Julia Perry 16 June 2015
The most common question asked of chaplains: So what do you actually do?
Plan, adapt, change, play, listen, weep, laugh, pray, conduct funerals and weddings, chat about Baptism, drive (a lot), arrange, rearrange, be visible and vulnerable, and undertake blessings, cleansings and openings. Participate in orientation of staff – to introduce the role and best use of a chaplain – and the Scriptural and faith basis of Samaritans. Attend Diocesan Council and Synod, meetings with the Senior Management team of Samaritans and the Anglican and Ecumenical social issues groups. While I may offer counsel or support or advocacy I make my faith motivation clear – I am not a ‘claytons’ social worker! I am about strengthening staff resilience, hope and wellness – in manners they can receive – respecting faiths and beliefs.
While primarily chaplain to the Samaritan staff (about 750 salaried and 350 volunteers) I will be involved with the people we support if that is requested. Our services now extend beyond Diocesan boundaries and while any engagement is preferable face to face I do have to use internet etc. to keep in touch with staff.
In any week I may well:
- Attend meetings with staff of disability services about end of life issues for their residents,
- Put together PowerPoint slides for parishes to use during worship
- Support a staff member or team in grief or distress situations or in conversations with the HR team.
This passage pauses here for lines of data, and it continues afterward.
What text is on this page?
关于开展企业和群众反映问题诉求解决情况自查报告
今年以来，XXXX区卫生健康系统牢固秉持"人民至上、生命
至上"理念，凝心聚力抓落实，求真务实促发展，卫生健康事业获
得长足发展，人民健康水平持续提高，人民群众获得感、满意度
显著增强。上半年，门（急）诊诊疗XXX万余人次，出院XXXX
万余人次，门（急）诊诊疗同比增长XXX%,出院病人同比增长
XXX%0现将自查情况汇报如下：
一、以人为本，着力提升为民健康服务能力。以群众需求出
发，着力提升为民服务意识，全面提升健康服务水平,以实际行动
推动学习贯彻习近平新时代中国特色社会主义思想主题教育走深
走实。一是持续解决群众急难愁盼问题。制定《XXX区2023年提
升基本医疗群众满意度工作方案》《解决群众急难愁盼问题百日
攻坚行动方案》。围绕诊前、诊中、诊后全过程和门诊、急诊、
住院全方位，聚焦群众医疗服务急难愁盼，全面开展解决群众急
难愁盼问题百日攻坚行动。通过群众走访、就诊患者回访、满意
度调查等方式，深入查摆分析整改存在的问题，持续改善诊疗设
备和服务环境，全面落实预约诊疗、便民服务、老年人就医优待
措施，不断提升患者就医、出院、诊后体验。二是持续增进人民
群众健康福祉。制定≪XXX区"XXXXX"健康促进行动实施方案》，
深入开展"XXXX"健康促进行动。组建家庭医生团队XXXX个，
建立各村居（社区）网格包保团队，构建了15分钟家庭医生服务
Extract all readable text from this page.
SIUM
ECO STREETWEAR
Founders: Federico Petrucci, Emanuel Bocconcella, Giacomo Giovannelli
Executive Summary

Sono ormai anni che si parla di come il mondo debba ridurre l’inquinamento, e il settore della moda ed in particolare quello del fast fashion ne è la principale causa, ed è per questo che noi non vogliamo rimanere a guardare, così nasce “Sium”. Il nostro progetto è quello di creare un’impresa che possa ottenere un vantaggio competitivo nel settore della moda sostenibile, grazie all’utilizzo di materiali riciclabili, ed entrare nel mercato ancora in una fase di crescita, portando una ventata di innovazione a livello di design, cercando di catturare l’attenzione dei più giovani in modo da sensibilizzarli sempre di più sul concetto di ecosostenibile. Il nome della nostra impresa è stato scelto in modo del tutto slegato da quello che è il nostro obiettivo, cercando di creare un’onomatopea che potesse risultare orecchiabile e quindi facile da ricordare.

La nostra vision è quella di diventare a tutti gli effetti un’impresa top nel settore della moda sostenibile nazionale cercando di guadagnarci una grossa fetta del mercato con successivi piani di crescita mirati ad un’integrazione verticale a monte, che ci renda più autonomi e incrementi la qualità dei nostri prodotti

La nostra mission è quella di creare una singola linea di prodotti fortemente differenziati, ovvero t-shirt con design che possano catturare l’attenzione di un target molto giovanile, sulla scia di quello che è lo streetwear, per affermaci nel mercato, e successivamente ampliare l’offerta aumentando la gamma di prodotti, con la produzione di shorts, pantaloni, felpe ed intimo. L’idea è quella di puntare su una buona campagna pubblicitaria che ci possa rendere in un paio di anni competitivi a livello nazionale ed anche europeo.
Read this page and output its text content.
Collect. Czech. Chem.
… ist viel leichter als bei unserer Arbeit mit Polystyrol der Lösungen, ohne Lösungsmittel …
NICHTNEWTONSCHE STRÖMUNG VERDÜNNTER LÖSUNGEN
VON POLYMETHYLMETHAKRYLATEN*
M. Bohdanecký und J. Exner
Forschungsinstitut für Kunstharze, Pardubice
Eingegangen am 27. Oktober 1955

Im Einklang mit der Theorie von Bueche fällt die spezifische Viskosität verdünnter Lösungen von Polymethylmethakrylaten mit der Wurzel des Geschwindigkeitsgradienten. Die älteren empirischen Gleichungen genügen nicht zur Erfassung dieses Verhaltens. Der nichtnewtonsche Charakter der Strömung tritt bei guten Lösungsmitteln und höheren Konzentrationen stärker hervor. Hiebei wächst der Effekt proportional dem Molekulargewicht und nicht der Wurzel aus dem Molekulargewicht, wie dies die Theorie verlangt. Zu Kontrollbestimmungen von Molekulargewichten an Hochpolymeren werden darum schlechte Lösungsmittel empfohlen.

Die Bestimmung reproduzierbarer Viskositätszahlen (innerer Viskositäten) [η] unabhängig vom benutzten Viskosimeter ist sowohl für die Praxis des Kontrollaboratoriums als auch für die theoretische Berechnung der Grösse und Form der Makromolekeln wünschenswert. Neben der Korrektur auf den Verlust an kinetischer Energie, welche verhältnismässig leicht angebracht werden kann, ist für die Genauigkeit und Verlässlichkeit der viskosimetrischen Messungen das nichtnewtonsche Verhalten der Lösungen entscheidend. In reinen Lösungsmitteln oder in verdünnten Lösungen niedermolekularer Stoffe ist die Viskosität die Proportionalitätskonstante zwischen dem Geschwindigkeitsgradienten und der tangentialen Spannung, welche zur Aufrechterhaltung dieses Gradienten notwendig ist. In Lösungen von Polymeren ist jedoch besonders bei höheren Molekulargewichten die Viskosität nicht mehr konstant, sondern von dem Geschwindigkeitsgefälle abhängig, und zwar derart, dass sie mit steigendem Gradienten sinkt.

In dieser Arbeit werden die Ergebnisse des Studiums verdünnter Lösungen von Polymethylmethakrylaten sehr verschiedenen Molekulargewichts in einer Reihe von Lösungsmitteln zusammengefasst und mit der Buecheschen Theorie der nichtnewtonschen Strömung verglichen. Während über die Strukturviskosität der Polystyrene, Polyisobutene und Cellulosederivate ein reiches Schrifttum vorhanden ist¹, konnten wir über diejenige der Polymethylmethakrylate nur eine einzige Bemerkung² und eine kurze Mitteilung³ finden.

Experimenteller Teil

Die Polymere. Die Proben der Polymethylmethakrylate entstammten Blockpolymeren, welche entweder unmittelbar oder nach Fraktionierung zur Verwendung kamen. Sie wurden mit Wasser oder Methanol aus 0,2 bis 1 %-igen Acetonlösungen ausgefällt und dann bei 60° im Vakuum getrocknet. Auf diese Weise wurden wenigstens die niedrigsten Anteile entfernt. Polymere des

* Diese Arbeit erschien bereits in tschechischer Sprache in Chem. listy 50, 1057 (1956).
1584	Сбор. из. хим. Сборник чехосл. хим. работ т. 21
- Listen to the heartache or anger of people about the church and its intolerant or inappropriate behaviours.
- Meet with Parish Links from various regions to support and inform about Samaritans activities
- Accept speaking invitations to MU or Lions etc
- Liaise between the Health & Justice Chaplains and Samaritans
- Walk around the block, sit in Maccas or on the back stairs or upwind at the smoko areas and have informal chats with staff
- Loiter at everything from baby-showers to the opening of an envelope!
- Rearrange the entire week in response to some urgent request for support!